Like many mayors, it’s been a difficult year for Philadelphia Mayor Michael Nutter, as the city was forced to cut its five-year budget by $2 billion and watch state lawmakers delay action on measures that eventually helped close the city’s current budget and avoid enormous layoffs and service cuts.

Reflecting on the city’s — and the country’s — tumultuous year and looking at what lies ahead, Nutter on Friday spoke before 250 municipal bankers, lawyers, and industry professionals at the Municipal Forum of New York luncheon series in midtown Manhattan.

The mayor, who worked as a municipal banker at Pryor, Counts & Co. before serving 15 years on the City Council, thanked the municipal finance industry for its contributions during what many call the Great Recession of 2008 and 2009. For the mayor, it is the country’s cities that can serve as job creators through development and infrastructure projects.

“Last year through the fall and winter, the phrase 'too big to fail’ became part of our lexicon,” Nutter said. “I would suggest to you here today that cities and municipalities are too important to fail. And first and foremost I want to thank all of you, the industry that you are in, for all the help and support that Philadelphia and many other cities and municipalities across the country received.”

“In some cases, many of use would not have made it but for your hard work and your effort and your commitment. And the understanding — unlike some industries, and some businesses — that we actually do pay our bills,” he said. “We won’t go out of business because we can’t and we’re too important to the United States of America and to the economy of this country to do anything else.”

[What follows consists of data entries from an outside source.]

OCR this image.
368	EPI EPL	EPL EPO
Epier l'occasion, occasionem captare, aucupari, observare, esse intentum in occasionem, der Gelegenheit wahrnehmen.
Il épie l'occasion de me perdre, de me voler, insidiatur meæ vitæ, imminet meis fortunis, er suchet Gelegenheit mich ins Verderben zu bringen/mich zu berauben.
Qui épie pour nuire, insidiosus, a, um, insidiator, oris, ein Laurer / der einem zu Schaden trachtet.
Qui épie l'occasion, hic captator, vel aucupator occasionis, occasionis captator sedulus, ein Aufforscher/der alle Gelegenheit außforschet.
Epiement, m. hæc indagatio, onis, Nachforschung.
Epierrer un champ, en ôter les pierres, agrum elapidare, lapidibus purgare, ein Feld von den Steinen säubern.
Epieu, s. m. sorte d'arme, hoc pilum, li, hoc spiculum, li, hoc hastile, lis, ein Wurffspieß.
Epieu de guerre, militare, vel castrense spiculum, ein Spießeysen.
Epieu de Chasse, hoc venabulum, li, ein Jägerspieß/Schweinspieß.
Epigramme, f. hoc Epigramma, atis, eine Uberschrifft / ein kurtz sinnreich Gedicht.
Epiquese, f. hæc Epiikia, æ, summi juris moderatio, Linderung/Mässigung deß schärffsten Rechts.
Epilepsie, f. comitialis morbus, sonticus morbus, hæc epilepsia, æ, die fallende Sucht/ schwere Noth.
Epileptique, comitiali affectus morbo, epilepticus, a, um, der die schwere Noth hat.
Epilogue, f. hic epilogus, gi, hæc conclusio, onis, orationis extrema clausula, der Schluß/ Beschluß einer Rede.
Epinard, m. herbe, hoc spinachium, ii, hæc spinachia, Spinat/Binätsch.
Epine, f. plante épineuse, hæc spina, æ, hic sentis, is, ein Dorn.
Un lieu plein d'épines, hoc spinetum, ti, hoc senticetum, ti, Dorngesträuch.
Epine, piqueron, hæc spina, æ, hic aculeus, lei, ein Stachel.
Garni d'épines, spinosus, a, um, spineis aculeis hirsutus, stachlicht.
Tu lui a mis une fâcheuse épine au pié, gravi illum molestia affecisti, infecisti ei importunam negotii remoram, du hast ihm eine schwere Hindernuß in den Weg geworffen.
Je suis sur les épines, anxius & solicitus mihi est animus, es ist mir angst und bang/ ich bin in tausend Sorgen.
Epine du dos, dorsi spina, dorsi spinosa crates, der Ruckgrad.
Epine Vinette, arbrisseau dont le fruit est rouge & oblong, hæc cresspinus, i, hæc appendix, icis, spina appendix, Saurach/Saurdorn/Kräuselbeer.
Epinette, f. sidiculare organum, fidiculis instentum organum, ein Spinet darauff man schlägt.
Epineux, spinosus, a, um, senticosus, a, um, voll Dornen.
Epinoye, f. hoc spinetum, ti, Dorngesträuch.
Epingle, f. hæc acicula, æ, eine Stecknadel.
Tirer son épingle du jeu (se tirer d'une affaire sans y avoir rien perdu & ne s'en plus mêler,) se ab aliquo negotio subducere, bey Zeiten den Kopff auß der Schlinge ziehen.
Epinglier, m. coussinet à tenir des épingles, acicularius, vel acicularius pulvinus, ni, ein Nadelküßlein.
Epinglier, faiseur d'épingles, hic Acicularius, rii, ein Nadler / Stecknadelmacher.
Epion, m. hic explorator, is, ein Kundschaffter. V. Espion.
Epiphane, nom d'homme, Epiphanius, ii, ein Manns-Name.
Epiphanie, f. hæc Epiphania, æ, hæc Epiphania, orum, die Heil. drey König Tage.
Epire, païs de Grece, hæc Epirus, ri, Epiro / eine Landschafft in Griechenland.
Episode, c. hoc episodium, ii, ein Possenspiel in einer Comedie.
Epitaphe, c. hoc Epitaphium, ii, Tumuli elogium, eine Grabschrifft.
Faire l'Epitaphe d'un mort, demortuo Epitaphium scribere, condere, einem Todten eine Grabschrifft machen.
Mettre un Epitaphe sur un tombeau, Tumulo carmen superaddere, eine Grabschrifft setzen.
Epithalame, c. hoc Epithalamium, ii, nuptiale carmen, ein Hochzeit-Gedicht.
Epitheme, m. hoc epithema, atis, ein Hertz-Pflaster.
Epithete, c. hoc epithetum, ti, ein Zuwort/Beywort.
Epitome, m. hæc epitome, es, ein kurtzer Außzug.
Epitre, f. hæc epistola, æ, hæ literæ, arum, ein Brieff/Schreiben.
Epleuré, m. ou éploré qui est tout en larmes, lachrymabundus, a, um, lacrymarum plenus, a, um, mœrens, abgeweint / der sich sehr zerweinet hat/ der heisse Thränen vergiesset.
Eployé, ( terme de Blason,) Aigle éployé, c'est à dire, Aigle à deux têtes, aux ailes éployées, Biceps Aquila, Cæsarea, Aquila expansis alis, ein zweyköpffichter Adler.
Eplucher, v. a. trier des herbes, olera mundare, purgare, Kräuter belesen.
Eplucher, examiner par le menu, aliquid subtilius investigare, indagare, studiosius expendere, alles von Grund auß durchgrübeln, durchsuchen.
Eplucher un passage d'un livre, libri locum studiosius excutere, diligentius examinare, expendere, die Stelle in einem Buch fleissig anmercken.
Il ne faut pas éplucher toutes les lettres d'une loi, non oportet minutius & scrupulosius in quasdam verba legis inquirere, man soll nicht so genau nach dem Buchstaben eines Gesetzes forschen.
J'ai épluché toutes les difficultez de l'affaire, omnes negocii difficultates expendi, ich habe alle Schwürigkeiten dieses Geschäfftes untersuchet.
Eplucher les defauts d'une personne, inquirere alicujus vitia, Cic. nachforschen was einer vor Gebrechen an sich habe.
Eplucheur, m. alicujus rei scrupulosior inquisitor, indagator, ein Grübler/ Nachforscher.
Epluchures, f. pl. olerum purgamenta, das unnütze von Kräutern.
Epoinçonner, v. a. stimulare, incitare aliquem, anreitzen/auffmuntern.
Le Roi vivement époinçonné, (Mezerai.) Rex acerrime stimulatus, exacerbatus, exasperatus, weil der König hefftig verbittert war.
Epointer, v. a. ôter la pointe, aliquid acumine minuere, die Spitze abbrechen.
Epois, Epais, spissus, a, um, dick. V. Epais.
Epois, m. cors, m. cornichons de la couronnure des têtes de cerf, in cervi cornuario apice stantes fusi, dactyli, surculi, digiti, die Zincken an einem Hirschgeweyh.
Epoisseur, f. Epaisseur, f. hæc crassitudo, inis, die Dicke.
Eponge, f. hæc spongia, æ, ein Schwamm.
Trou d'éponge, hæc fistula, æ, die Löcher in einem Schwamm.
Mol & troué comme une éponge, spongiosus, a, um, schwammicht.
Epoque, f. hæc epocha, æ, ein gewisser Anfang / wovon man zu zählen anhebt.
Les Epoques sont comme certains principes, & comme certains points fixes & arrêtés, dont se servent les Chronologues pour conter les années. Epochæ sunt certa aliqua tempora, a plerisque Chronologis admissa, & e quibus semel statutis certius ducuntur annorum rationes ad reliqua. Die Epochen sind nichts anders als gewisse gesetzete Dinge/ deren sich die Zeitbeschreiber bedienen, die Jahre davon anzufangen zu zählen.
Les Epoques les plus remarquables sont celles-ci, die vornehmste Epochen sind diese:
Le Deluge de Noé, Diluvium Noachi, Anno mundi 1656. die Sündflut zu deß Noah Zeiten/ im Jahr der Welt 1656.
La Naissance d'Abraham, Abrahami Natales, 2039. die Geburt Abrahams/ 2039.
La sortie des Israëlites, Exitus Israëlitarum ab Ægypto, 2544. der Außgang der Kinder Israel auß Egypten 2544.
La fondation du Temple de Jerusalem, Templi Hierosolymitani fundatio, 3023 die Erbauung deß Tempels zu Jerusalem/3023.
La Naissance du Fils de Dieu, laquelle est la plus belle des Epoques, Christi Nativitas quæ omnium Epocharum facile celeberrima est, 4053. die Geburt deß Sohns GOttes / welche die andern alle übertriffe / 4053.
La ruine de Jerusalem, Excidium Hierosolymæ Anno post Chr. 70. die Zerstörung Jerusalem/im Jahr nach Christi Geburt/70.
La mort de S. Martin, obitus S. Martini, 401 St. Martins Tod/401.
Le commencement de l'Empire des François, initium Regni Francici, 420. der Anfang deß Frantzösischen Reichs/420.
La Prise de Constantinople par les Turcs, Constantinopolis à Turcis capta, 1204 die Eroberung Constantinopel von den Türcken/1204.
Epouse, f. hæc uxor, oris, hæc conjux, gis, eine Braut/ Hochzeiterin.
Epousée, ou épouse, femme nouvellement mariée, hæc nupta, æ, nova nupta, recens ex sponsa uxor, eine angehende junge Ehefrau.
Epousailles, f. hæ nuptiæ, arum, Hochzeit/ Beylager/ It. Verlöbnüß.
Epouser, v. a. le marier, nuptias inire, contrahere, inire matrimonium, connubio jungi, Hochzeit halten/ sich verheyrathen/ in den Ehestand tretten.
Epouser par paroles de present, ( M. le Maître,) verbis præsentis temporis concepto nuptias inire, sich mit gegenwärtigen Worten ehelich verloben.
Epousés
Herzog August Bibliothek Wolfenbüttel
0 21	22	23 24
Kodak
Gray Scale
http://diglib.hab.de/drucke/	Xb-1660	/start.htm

Philadelphia was already facing a $450 million revenue shortfall before the markets froze after Lehman Brothers declared bankruptcy on Sept. 15, 2008. Officials announced in November 2008 a $1 billion deficit in its five-year fiscal plan and eliminated it, only to face a second $1 billion, five-year shortfall two months later. Closing that second budget gap required increasing the city’s sales tax by one percentage point to 8% and delaying a portion of its pension contribution payments in fiscal 2010 and fiscal 2011.

The sales tax hike and postponing pension payments required legislative approval, which the city received after a 101-day period and the day before it was set to send out 3,000 layoff notices.

“It was a harrowing experience and I’m sure it made more than a few of you up here nervous,” Nutter said.

Keeping his eye on the city’s fiscal future, the mayor believes now is the time for state and local governments to make difficult changes to retirement and health care benefits that would help ease government spending.

Nutter said Philadelphia’s pension fund will remain at or below 50% funded “for awhile.” In addition, the city’s retirement costs will soon take up 25% of its budget. Switching to a defined contribution system, similar to a 401K program, from a defined benefit plan, in which retirees receive pension payments for life, would reduce Philadelphia’s retirement costs.

“This crisis forces us, more so than ever, to put on the table ideas that in difficult times, in better times, you might not even be able to have a conversation about,” the mayor said. “And that’s why we’re proposing that we have to get away from defined benefit plans for our public employees. We must go to defined contribution plans and make that transition. Governments are virtually the only place where you will find them anymore.”

Steering the city through one of its most difficult economic times has prepared Nutter for another challenge — donning a New York Yankees jersey. The mayor was set to spend Friday afternoon painting a New York City school with students while wearing the pinstriped jersey, part of the World Series bet that he made, and lost, with Mayor Michael Bloomberg. Nutter was looking forward to the school upgrade, not so much the jersey.